Engage Blues





 片方はメガネをかけていて物腰柔らかなのが、お兄さんの虎太郎(こたろう)。
 もう片方は野性味のある、憮然とした面持ちをしているのが、弟の虎次郎(こじろう)だったはず。

 かなり認めたくないけど、知り合いだ。
 振り切れなかったのは、自分の甘さだと受け入れるしかない。


 しかし、いつの間に待ち伏せスキルを磨いたのか。

 どちらも大学三年生だったような。真面目に勉強しているか不安になってきた。



「……それで、今日は何の用?」


 あんまり楽しい用件ではないこと予想しつつも訊ねてみる。
 気乗りしない内心に感づいたのか、虎太郎がやんわりとした口調で手紙を差し出してきた。
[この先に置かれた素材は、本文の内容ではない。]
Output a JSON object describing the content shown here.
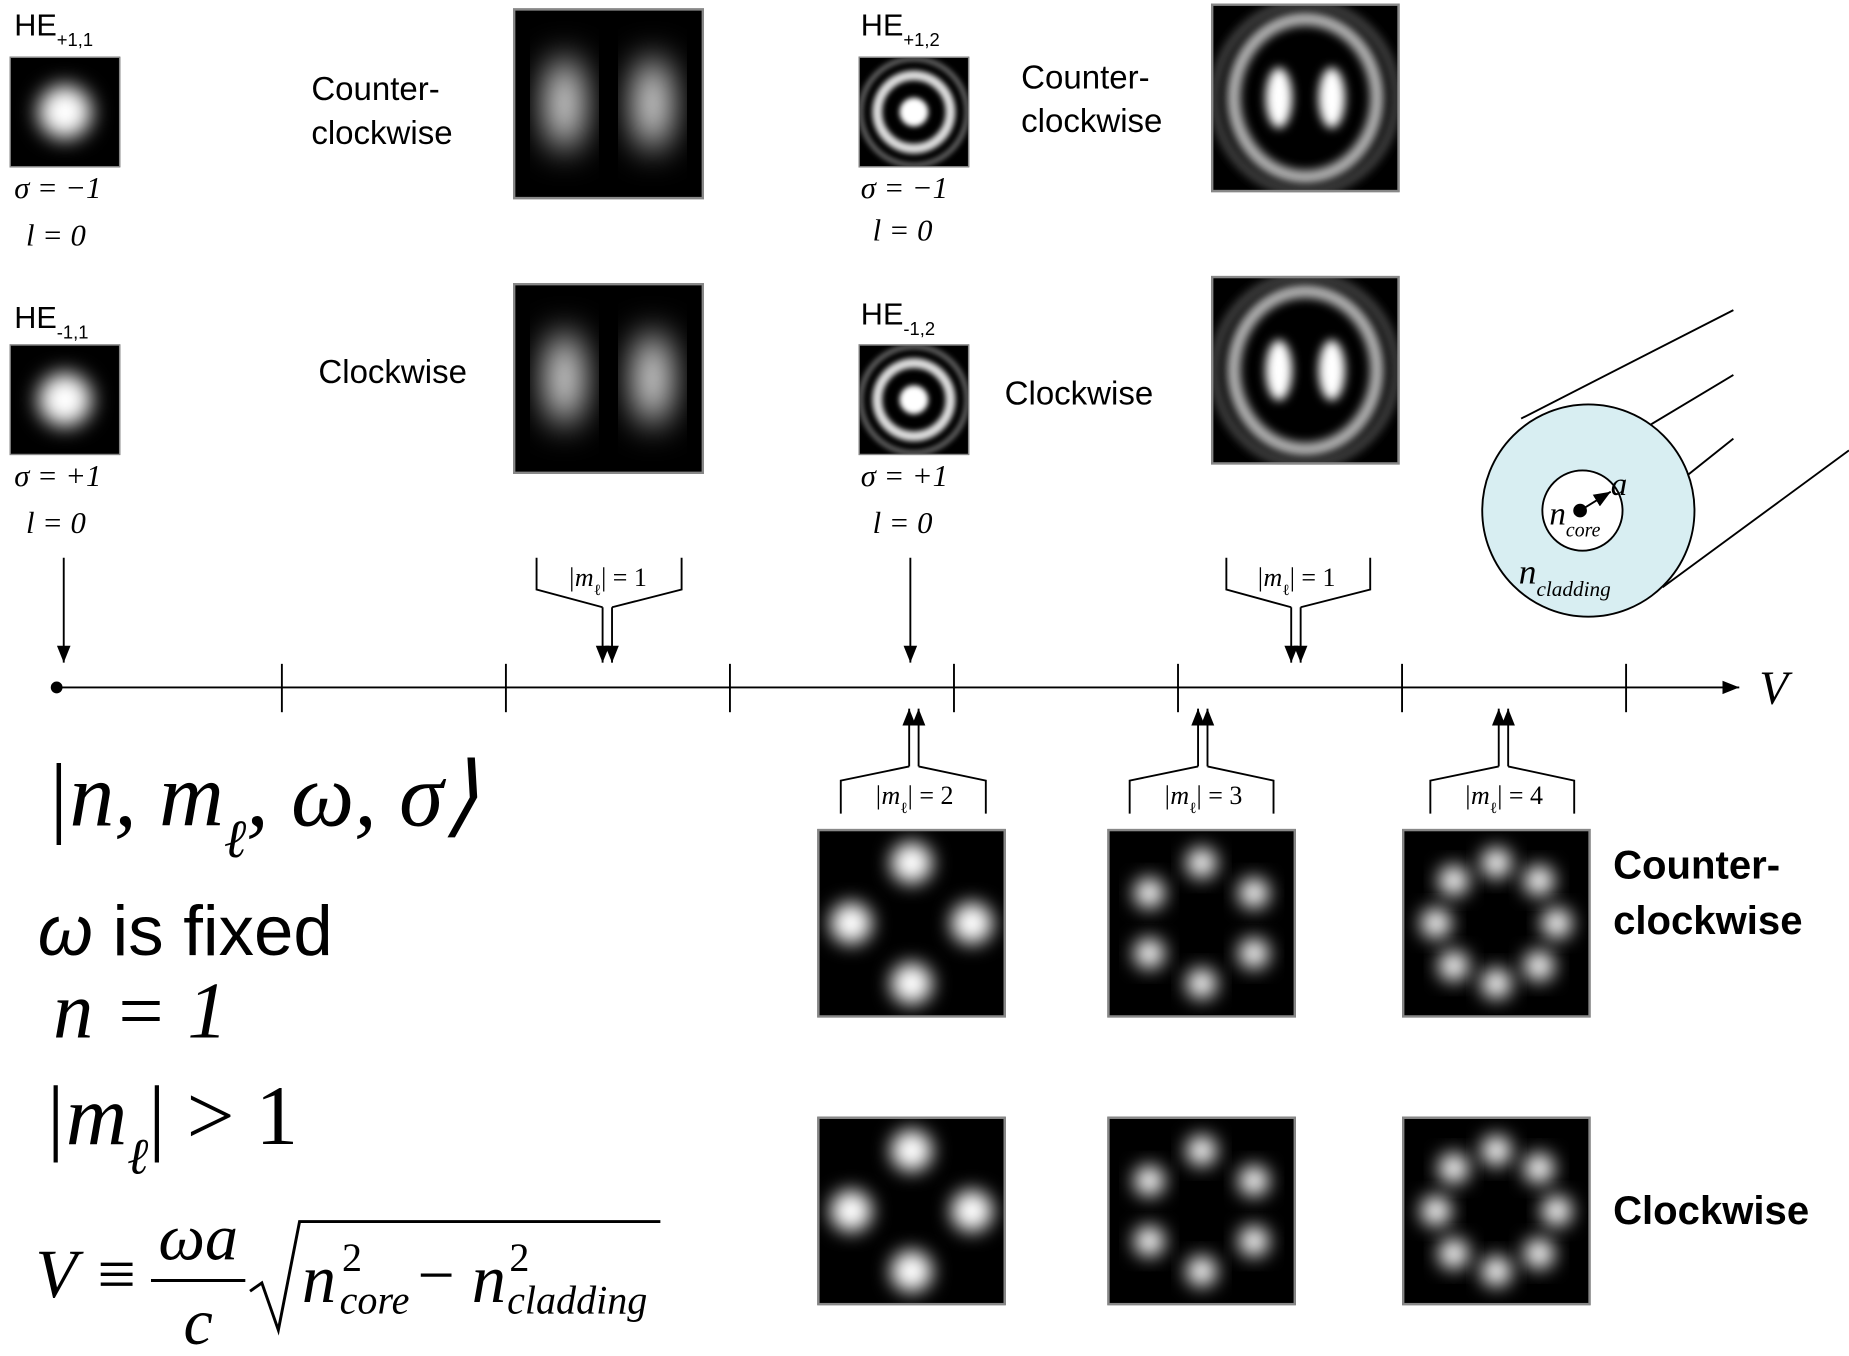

「我が虎賀家次期師範からの果たし状です。四日後の午前十時に虎賀の道場に来られたしと……」


「えぇ~? あいつ、そんなに暇なの?」


 受け取った手紙は封筒に便箋……じゃなかった。
 時代劇でしか見られないような和紙に包まれた文である。しかも、宛名はなく『果たし状』。
 当然、文字は毛筆に墨。なかなか雰囲気、出てるじゃないか。